It started with a few parents who had challenged the novels for “alleged potential harm.” A parent complained that her daughter, Destiny, was approached by a white student who was using the N-word as a racial taunt, which he’d learned from Roll of Thunder, Hear My Cry. Another boy told Destiny that his family used to own her family and then demanded a dollar from her. School reports claimed the boy’s excuse was that he had read it in class.

The radical left believes if we keep banning racist literature and music, then surely that will help end racism. The books once treasured in literary curriculums are no longer allowed to be taught in a classroom setting. While kids are still allowed to read and check them out of the library, there is something lost when a child reads on their own compared to being taught in a classroom and sharing ideas with peers. 

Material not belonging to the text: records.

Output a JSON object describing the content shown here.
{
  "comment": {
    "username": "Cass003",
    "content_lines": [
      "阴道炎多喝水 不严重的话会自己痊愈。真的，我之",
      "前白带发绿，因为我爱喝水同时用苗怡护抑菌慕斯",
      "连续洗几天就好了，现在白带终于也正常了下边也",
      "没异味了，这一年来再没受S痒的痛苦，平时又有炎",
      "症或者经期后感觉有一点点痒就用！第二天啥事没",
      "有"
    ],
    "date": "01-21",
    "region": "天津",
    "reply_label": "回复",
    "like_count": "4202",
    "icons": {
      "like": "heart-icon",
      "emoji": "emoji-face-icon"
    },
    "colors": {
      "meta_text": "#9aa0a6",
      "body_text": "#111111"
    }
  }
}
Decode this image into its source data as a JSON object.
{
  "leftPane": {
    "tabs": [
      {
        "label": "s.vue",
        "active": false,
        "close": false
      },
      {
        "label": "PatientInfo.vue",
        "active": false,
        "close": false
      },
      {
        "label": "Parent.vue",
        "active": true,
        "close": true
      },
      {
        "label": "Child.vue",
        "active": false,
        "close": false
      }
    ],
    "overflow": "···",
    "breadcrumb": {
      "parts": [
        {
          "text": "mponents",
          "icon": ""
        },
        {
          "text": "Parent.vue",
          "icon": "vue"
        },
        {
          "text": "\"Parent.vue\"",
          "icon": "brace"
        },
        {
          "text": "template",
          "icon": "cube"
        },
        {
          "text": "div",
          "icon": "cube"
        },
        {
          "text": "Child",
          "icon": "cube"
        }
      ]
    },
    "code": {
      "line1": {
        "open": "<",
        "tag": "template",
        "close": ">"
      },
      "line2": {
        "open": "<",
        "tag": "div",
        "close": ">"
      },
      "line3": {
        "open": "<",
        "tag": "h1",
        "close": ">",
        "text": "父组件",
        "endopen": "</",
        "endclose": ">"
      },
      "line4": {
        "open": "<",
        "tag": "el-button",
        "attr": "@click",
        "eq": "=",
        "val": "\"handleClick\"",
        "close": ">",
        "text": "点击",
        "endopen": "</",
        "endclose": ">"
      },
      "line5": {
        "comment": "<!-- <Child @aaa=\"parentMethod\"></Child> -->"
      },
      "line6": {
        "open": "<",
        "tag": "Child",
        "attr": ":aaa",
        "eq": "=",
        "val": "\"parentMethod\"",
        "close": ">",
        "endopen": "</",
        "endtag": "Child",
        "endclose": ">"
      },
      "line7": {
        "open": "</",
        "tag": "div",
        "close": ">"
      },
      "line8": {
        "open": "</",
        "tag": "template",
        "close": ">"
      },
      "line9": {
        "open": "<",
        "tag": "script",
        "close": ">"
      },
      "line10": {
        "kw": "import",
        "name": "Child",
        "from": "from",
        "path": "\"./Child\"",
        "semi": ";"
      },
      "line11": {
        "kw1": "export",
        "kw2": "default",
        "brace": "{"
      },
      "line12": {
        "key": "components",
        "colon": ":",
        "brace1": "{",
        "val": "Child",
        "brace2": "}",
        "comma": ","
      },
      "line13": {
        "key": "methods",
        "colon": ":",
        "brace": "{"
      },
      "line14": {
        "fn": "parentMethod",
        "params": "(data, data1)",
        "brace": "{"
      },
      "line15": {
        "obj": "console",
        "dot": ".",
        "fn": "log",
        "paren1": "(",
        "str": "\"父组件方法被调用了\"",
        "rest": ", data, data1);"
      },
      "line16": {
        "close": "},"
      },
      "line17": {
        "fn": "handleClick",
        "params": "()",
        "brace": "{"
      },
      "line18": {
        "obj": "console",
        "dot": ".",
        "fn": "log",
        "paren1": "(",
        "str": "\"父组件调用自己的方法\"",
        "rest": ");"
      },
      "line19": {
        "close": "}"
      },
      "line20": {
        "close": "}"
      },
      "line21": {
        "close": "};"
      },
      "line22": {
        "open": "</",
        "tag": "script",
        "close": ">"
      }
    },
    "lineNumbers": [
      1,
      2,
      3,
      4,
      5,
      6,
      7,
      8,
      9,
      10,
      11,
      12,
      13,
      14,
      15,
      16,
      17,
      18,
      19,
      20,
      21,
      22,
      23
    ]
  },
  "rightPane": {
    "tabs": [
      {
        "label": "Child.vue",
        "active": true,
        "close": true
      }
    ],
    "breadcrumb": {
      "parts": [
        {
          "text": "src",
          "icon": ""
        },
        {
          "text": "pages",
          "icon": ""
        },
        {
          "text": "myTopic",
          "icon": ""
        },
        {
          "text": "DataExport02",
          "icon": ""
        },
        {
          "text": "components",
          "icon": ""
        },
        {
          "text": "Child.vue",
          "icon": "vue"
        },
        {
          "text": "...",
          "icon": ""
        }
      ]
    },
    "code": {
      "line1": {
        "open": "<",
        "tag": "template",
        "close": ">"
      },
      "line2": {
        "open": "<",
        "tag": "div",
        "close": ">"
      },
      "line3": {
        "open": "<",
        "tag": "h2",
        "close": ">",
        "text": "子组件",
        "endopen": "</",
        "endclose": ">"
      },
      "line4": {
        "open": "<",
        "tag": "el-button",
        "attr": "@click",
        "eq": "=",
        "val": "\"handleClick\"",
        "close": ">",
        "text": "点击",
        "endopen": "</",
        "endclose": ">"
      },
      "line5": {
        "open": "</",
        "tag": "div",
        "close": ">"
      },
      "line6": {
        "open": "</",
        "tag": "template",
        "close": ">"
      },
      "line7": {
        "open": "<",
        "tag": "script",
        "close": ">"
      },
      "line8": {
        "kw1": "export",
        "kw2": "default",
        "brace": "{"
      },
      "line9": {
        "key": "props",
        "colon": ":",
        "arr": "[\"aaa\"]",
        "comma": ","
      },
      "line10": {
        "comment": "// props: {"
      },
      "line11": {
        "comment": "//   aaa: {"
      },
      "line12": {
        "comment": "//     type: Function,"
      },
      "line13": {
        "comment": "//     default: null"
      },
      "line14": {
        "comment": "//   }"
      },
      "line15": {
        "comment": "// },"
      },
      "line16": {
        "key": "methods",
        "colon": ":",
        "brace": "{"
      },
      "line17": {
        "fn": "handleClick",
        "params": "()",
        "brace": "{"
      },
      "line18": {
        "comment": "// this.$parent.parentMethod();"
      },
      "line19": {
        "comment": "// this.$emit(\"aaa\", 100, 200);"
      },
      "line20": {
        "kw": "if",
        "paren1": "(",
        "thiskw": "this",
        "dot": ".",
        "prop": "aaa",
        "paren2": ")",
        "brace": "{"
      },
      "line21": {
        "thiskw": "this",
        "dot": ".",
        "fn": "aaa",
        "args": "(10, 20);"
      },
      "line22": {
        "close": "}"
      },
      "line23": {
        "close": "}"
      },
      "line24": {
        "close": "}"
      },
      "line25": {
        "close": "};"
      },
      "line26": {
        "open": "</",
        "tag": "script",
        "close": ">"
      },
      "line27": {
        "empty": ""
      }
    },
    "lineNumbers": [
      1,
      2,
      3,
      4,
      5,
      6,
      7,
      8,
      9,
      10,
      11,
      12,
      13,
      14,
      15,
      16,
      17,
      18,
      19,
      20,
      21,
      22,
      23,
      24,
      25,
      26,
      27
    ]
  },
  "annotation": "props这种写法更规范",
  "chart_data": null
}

While liberals argue that there’s no counter-narrative to black people dealing with racism besides a “white person” saving them, conservatives argue that the reading material is essential for supporting conversations and discussions about race. But once again, the few affect the majority and the majority has no say in it. It should be up to the community to decide its curriculum, not a handful of parents with complaints. 

“Blocking engagement with these important books is also avoiding the important role that schools can and should play in providing context for why these books inspire and challenge us still today,” read a letter from The National Coalition Against Censorship. The NCAC is a non-profit organization that defends every American’s right to think, create, and explore new ideas. 

Freedom of thought is critical to freedom itself. If we don’t study our past, how can we learn from it? The radical left does not fear to repeat the same mistakes. If anything, they are openly welcoming it. 

There is not a book today that shows disdain for racism as much as To Kill a Mockingbird – and now kids can’t even learn about it in a classroom.